NIM : 131711123071
Kelas :AJ2 / B20
KASUS 1 :
Tn. B usia 45 tahun, datang diantar oleh saudara ke UGD dengan keluhan kedua lengan kanan
dan kiri lumpuh atau paralisis. Gejala mirip Gulillain Bare Syndrome (GBS). Keluarga juga
mengatakan sudah 20 jam Tn.A tidak berkemih. Hasil pengkajian fisik suhu = 39,80C,
kesadaran menurun, RR=32x/menit dan Nadi 90x/menit. Keterangan dari keluarga
menyatakan bahwa Tn.A merupakan ODHA.
Tugas :
1. Tentukan jenis Infeksi Oportunistik pada Tn.A
2. Tentukan langkah diagnosis yang harus ditegakkan kepada Tn.A
3. Lakukan pengkajian focus pada Tn.A
4. Tentukan diagnosis keperawatan prioritas (3 diagnosis)

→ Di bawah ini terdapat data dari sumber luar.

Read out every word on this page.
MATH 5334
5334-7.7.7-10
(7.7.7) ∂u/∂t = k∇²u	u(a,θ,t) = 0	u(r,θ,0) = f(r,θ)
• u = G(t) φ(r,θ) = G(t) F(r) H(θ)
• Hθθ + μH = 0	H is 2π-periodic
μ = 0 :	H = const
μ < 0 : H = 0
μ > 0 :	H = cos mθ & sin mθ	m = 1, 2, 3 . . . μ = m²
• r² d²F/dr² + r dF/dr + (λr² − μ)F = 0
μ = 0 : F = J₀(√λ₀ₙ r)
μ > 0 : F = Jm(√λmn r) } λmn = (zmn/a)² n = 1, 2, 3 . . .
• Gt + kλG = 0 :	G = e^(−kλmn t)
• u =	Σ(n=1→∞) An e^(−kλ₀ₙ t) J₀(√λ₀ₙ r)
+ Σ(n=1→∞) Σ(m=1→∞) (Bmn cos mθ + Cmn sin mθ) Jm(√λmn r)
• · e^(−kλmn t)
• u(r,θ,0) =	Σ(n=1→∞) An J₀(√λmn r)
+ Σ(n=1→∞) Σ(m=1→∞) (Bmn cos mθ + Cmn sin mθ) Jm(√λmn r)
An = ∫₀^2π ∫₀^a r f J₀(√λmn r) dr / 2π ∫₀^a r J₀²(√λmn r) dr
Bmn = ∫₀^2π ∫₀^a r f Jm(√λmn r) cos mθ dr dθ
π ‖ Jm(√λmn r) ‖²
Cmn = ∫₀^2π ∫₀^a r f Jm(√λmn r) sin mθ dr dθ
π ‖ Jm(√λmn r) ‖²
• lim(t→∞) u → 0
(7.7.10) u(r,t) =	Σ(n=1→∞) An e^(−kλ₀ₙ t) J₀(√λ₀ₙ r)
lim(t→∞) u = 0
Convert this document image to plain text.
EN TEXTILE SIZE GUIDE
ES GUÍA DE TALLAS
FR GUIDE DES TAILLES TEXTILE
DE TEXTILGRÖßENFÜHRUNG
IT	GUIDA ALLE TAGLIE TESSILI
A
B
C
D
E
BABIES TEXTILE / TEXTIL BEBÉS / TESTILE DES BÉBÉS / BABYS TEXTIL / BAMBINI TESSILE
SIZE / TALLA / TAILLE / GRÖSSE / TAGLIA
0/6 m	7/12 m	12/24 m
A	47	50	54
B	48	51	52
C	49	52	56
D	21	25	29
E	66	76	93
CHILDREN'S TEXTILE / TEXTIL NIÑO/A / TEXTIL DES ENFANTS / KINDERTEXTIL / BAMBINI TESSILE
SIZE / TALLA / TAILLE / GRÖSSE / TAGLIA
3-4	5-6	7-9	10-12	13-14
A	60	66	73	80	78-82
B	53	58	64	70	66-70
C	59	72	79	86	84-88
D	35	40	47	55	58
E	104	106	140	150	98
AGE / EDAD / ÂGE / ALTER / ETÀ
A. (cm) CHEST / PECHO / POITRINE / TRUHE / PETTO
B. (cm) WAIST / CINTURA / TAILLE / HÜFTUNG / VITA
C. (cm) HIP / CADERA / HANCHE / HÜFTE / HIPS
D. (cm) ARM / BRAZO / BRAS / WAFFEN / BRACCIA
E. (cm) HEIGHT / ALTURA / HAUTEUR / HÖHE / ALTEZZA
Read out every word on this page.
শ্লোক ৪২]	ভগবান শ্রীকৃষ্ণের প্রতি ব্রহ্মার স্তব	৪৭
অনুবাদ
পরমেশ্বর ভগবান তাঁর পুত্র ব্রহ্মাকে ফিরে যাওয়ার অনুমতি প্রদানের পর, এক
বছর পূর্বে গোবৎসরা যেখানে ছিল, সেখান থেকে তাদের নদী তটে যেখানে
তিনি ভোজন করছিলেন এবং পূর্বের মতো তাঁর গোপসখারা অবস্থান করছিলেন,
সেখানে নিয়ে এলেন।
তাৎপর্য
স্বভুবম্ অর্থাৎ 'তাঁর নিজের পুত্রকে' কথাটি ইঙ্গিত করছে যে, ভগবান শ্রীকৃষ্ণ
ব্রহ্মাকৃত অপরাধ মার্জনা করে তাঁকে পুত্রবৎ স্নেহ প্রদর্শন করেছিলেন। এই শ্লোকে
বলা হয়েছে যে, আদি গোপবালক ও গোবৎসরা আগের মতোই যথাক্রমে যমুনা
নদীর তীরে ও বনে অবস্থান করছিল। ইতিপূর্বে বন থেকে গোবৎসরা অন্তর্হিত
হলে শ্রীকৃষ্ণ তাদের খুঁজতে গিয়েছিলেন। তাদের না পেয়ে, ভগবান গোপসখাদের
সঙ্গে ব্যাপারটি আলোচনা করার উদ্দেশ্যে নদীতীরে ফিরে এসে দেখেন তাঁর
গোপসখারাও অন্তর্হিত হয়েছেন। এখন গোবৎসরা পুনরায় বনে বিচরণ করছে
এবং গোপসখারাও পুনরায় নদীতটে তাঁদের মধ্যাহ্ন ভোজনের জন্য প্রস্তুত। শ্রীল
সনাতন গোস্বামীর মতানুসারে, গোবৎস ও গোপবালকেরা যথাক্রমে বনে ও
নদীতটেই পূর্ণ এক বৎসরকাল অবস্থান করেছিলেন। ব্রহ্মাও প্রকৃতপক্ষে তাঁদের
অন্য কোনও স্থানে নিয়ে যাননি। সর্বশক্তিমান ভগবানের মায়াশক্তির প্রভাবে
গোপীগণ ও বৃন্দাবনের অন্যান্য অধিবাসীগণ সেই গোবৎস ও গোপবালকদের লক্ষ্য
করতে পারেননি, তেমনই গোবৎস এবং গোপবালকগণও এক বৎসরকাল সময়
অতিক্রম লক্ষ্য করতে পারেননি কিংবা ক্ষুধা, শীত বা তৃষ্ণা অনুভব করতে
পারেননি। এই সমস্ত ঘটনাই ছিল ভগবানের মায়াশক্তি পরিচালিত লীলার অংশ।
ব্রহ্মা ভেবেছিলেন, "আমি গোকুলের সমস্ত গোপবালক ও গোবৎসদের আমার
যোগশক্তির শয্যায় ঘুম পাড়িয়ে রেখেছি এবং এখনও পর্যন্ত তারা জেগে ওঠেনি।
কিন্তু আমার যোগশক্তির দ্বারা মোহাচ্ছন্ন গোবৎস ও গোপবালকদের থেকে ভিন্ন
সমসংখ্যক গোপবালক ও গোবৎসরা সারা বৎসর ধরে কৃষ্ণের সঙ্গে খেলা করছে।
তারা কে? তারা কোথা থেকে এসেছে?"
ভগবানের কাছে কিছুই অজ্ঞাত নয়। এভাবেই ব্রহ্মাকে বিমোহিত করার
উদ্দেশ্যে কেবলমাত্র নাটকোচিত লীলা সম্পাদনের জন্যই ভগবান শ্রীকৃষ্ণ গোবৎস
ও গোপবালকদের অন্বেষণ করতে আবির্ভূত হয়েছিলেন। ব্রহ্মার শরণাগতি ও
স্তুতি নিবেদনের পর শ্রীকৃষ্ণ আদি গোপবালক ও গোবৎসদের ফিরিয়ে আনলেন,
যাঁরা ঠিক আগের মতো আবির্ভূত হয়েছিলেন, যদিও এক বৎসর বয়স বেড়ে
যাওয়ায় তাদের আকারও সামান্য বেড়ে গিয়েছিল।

5. Tetapkan intervensi sesuai dengan diagnosis yang ditegakkan.
JAWABAN
1. Jenis infeksi oportunistik pada Tn A
Jenis infeksi oportunistik adalah CMV, hal ini dikarenakan klien mengalami tanda dan
gejala seperti demam, kedua lengan kanan dan kiri lumpuh atau paralisis, tidak bisa
berkemih selama 20 jam. Tanda dan gejala tersebut sama seperti tanda dan gejala pada
penyakit CMV. Menurut Suromo (2007) CMV dapat menyebabkan gangguan pada
ginjal, febris (demam). Selain itu menurut CDC (2012) CVM juga dapat menyebabkan
Guillain Barre Syndrom (GBS) yang salah satu gejalanya yaitu kelumpuhan.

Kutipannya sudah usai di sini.